Stichwort Filmfigur: Nach zahlreichen Auftritten in indischen Produktionen hattest du kürzlich eine Rolle in einem Schweizer Film. «Die Anhörung» rekonstruiert in Form einer Dokufiktion die Befragung von vier Asylbewerber:innen und wurde unter anderem mit dem Schweizer Filmpreis ausgezeichnet. Wie hast du die Arbeit an diesem Film erlebt?
Lisa Gerig, die Regisseurin, ist eine unglaublich feinfühlige Person. Sie hat das ganze Team auf Augenhöhe behandelt und in jedem Moment dafür gesorgt, dass wir uns wohlfühlen, so wohl, wie du dich eben fühlen kannst, wenn du deine Anhörung im Asylverfahren noch einmal durchlebst. Das ist nicht lustig, das ist traumatisch, das wusste ich. Doch wenn ich meine Geschichte nicht erzähle, wer dann? Beim Dreh habe ich mir immer wieder gesagt, dass es vor allem um das Publikum geht, nicht um mich, dass es darum geht – über mein Einzelschicksal hinaus –, für die Rechte von Queers, Dalit und Asylsuchenden einzustehen. Kunst ist für mich nach wie vor die beste Art, politisch zu sein.
Living Smile Vidya lebt seit einigen Jahren in der Schweiz, bisher mit einem N-Ausweis, der jede Erwerbstätigkeit verbietet.
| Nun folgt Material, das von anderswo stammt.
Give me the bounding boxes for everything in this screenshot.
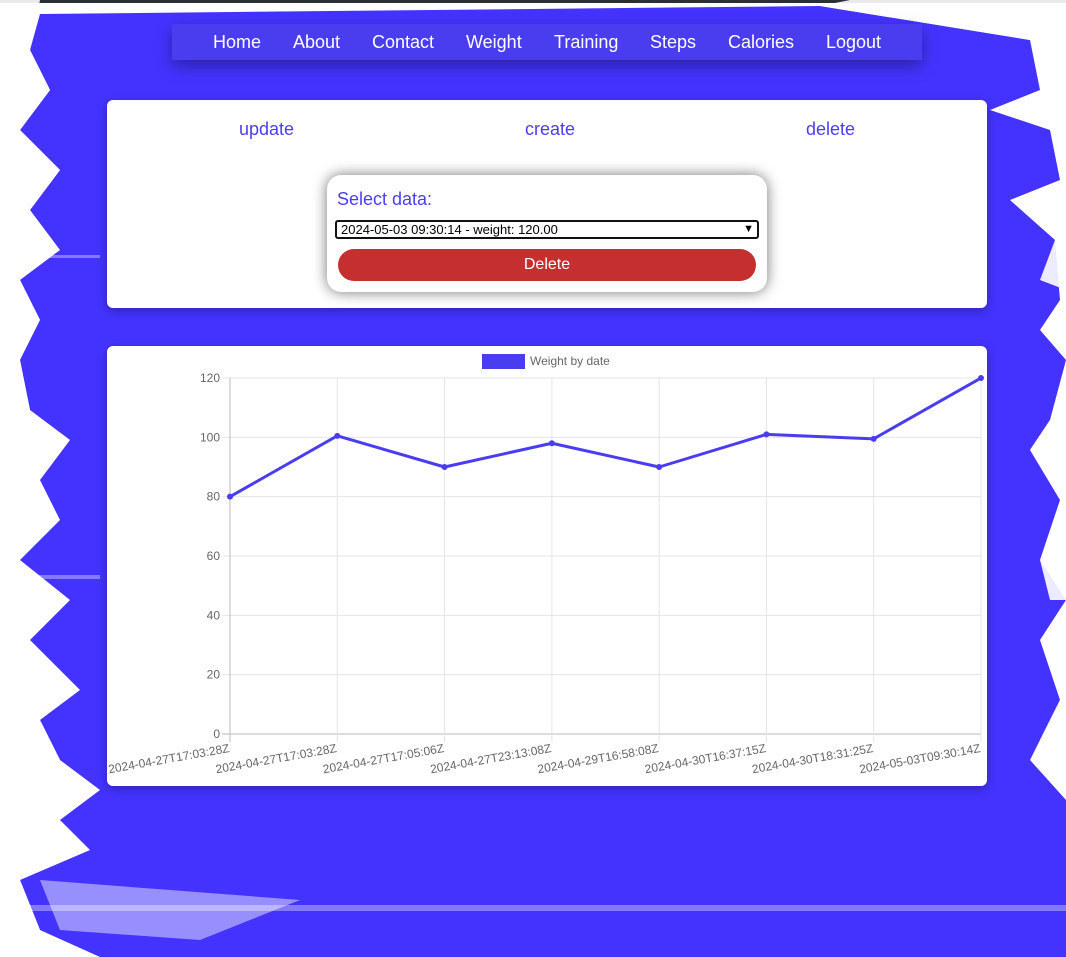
data-point[interactable] xyxy=(334,432,341,439)
x-tick-label: 2024-04-30T18:31:25Z xyxy=(751,741,874,776)
nav-about[interactable]: About xyxy=(293,32,340,52)
navbar: Home About Contact Weight Training Steps… xyxy=(172,24,922,60)
y-tick-label: 60 xyxy=(207,549,221,563)
nav-contact[interactable]: Contact xyxy=(372,32,434,52)
create-link[interactable]: create xyxy=(525,119,575,139)
legend-swatch[interactable] xyxy=(482,354,525,369)
x-tick-label: 2024-04-29T16:58:08Z xyxy=(536,741,659,776)
y-tick-label: 0 xyxy=(213,727,220,741)
y-tick-label: 40 xyxy=(207,608,221,622)
data-point[interactable] xyxy=(548,440,555,447)
nav-calories[interactable]: Calories xyxy=(728,32,794,52)
x-tick-label: 2024-04-30T16:37:15Z xyxy=(644,741,767,776)
weight-chart: Weight by date 1201008060402002024-04-27… xyxy=(107,354,984,776)
chevron-down-icon: ▼ xyxy=(743,223,754,235)
nav-steps[interactable]: Steps xyxy=(650,32,696,52)
data-select[interactable]: 2024-05-03 09:30:14 - weight: 120.00 ▼ xyxy=(335,220,759,239)
delete-form: Select data: 2024-05-03 09:30:14 - weigh… xyxy=(327,175,767,292)
nav-training[interactable]: Training xyxy=(554,32,618,52)
x-tick-label: 2024-04-27T17:03:28Z xyxy=(214,741,337,776)
delete-link[interactable]: delete xyxy=(806,119,855,139)
delete-button[interactable]: Delete xyxy=(338,249,756,281)
data-point[interactable] xyxy=(763,431,770,438)
data-point[interactable] xyxy=(870,435,877,442)
select-data-label: Select data: xyxy=(337,189,433,209)
nav-home[interactable]: Home xyxy=(213,32,261,52)
x-tick-label: 2024-04-27T23:13:08Z xyxy=(429,741,552,776)
nav-logout[interactable]: Logout xyxy=(826,32,881,52)
data-point[interactable] xyxy=(656,464,663,470)
data-point[interactable] xyxy=(978,375,984,381)
data-point[interactable] xyxy=(227,493,233,500)
y-tick-label: 20 xyxy=(207,668,221,682)
x-tick-label: 2024-05-03T09:30:14Z xyxy=(858,741,981,776)
y-tick-label: 120 xyxy=(200,371,220,385)
y-tick-label: 80 xyxy=(207,490,221,504)
selected-option: 2024-05-03 09:30:14 - weight: 120.00 xyxy=(341,222,558,237)
chart-card: Weight by date 120 100 80 60 40 20 0 2024-04-27… xyxy=(107,346,987,786)
x-tick-label: 2024-04-27T17:05:06Z xyxy=(322,741,445,776)
y-tick-label: 100 xyxy=(200,430,220,444)
data-point[interactable] xyxy=(441,464,448,470)
legend-label: Weight by date xyxy=(530,354,610,368)
update-link[interactable]: update xyxy=(239,119,294,139)
x-tick-label: 2024-04-27T17:03:28Z xyxy=(107,741,230,776)
nav-weight[interactable]: Weight xyxy=(466,32,522,52)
Ein Rekurs gegen den abgewiesenen Asylantrag ist hängig. Ihre Geschichte erzählt die Performerin in ihrem Stück «Introducing Living Smile Vidya», das im Juni am Impulse Theater Festival in Köln zu sehen sein wird.
Geboren 1982 in Tamil Nadu, leistete Living Smile Vidya in Indien Anfang der Nullerjahre politische Pionierarbeit: Sie war die erste trans Frau, die offiziell einen neuen Namen annehmen durfte, und die erste trans Frau, die einer geregelten Arbeit nachgehen konnte. Ihre Autobiografie wurde 2015 verfilmt und national und international ausgezeichnet.
Wie bist du zur Aktivistin geworden?
Ich stamme aus einer sogenannten «lowest cast» Familie. Als Dalit bin ich mit Diskriminierung aufgewachsen. Die Schriften von E. V. Ramasamy, dem Vordenker des Self Respect Movement, haben mich stark beeinflusst. Die Bewegung verlangt die Abschaffung des Kastensystems und des Hinduismus als Staatsreligion. Auch die Ideen von B. R. Ambedkar, dem Pionier der Dalit-Bewegung, sind für mich wichtig. Von ihm habe ich gelernt, dass wir ein Recht haben zu kämpfen und dass wir für unsere Rechte kämpfen müssen. Ich tue das, indem ich an Demonstrationen teilnehme, aber ich bin gegen jede Form der Gewalt. Mein Werkzeug des Protests ist die Performance.
Du bist auch in der Schweiz aktiv, äusserst dich in den sozialen Medien, trittst als Performerin auf. Wie erlebst du die queer-feministische Bewegung hier?
So allgemein kann ich nicht viel dazu sagen. Ich lebe erst seit sechs Jahren in der Schweiz und habe kaum Möglichkeiten zu reisen. Was mir auffällt, ist die gute Zusammenarbeit zwischen feministischen Organisationen und Organisationen, die sich für queere und trans Menschen einsetzen. In Indien ist dieses intersektionale Denken noch nicht angekommen. Es fehlt dort an grundsätzlichen Dingen, die hier längst selbstverständlich sind: Zugang zu medizinischer Versorgung, zu psychologischer Betreuung, zu Sozialhilfe. Gleichzeitig hat mich überrascht, wie spät hier das Frauenstimmrecht eingeführt wurde, und auch was die Reche von trans Menschen angeht, ist die Schweiz etwas langsam.
Smiley, wir reden schon seit gut zwei Stunden. Ich werde in meinem Beitrag nicht alles wiedergeben können. Womit soll ich unser Gespräch abschliessen?
Schreib, dass ich einfach arbeiten will, auftreten will, auf der Bühne, im Film und gerne auch auf Plakaten. Alles ist voll mit Werbung, doch trans Menschen sind nirgends repräsentiert. Bucht mich für eure Kampagne! Hire me!